Вынув кованый нож, разбойник стукнул остриём в остриё, попробовал пальцем, покачал головой, потом взял Николку за рукав: "Пошли-ка". Отвёл к берегу, ближе к пасущимся лошадям. Остальные четверо ждали. "Лесовик" зашёл сзади, Николка зажмурился, шепча молитву, и почувствовал, как распалась верёвка на его руках.
–Бери свой меч, сгодится.
Николка взял оружие:
–Прощай, Бирюк, и вы все!..
–Ты чево это, Кряж? Спятил? – Бритый рванулся к ним, но "лесовик" положил руку на чекан, прицепленный к поясу.
–Назад! И не сдумай стрелить какая дура!
Кряж сел на кобылу охлюпкой. Когда отъехали, спросил:
–Фому-то хоть помнишь, кузнечонок? Атамана нашего? Он же – отец Герасим, убиенный на Куликовом поле... Да вспомни – в Коломне соседями были мы на сборе ратников...
Олекса не поверил своим глазам: в полуверсте от него и всего-то в сорока верстах от Оки, разделяющей земли Москвы и Рязани, через Осётр бродами шло большое конное войско. Его стороже в полсотни разведчиков-сакмагонов воевода не велел ходить дальше Осётра. В Орде было глухо, зато рязанцы дерзили, шныряя на московскую сторону: их, видно, тревожили работы, начатые князем Владимиром по укреплению Серпухова. Часа два назад, обнаружив свежую сакму, Олекса решил, что прошла разведка соседей, двинулся следом, и – вот оно!..
Издали не разглядишь значки на пиках, снаряжение и обличье всадников, а подойти ближе мешало открытое пространство. Передовые сотни миновали реку, серыми змеями поползли серпуховской дорогой, растягиваясь и сжимаясь. "Уж не на Тарусу ли наладился Олег с дружиной?

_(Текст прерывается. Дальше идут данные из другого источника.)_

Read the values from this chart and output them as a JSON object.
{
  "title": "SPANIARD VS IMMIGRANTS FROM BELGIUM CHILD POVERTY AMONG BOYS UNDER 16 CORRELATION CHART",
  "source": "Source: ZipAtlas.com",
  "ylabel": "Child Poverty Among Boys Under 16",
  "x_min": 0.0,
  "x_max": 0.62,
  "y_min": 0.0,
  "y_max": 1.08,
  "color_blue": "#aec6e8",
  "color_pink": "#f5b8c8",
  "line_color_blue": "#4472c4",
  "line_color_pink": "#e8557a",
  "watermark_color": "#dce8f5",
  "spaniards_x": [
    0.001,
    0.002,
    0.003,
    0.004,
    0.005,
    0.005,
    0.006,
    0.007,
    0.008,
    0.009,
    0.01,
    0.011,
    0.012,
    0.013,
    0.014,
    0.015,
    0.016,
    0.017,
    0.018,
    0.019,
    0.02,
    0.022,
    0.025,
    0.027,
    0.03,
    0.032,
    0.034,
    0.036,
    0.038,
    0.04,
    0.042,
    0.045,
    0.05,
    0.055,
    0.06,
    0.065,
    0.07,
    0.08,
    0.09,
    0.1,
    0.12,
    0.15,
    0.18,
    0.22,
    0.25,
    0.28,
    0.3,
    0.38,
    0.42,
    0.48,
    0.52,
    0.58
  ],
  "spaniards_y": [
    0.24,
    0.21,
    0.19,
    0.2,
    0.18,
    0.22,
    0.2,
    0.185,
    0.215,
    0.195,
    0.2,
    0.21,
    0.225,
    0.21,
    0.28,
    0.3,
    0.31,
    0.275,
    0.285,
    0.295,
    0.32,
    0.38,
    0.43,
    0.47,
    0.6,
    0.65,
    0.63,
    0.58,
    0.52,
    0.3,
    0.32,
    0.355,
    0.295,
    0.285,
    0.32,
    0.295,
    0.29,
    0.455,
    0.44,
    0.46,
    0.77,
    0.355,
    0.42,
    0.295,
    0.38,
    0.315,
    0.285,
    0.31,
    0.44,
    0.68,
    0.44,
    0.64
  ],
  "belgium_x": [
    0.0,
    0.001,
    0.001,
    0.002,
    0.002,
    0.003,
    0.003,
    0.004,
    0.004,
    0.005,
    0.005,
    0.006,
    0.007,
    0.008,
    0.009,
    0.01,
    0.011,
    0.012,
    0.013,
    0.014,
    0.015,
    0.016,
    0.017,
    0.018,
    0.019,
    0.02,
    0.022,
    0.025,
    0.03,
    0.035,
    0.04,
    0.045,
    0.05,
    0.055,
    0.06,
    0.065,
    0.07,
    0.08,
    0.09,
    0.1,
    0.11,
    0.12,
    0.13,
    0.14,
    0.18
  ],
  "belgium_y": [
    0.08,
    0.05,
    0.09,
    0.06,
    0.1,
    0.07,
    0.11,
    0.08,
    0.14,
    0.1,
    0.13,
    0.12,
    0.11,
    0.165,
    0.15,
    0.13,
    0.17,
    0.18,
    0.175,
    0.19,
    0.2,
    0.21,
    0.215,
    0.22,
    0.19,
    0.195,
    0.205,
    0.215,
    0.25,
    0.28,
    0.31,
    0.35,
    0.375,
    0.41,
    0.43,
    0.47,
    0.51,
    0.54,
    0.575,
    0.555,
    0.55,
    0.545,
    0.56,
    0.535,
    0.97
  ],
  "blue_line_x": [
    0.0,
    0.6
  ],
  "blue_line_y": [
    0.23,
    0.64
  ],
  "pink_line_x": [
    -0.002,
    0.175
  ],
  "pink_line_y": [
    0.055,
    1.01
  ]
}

Но займи он этот спорный город – Владимир Храбрый кинется на него. Расхлёбывай тогда кашу Дмитрий Иванович!" Олекса стал считать сотни на переправе. Четвертая... шестая... девятая... Влажная после дождя земля не давала пыли, что там – за окоёмом, нельзя угадать, но уже вторая тысяча стекала с лесистой возвышенности к реке, и разведчика охватила тревога. То, что кони – степняцкие, ещё ничего не значило – на таких ездили и рязанцы, – верблюды во вьючном караване – вот что взволновало Олексу. На переправе произошло какое-то замешательство, всадники разлетелись с дороги, небольшой отряд, вздымая брызги, прошёл бродом и стал на берегу. Жёлтая окровавленная птица затрепыхалась над берегом, у Олексы вырвался вскрик:
–Ханское знамя! Это ж война пришла, братья!
С лесистого увала текли всё новые сотни. Войско могло идти целый день, а терять нельзя ни часа. Скоро из низинной дубравки, где прятался основной отряд, вылетели четверо всадников. Двое мчались на север, в Москву. Двое – в Серпухов.
Сцепив зубы, Олекса продолжал считать врагов. Рваная серая змея казалась бесконечной. Ханское знамя не двигалось – владыка Орды, кажется, тоже подсчитывал своё войско на переправе. Чуть поодаль от знамени маячил некто в голубом корзно или халате. Хан? Но кто же тогда под знаменем?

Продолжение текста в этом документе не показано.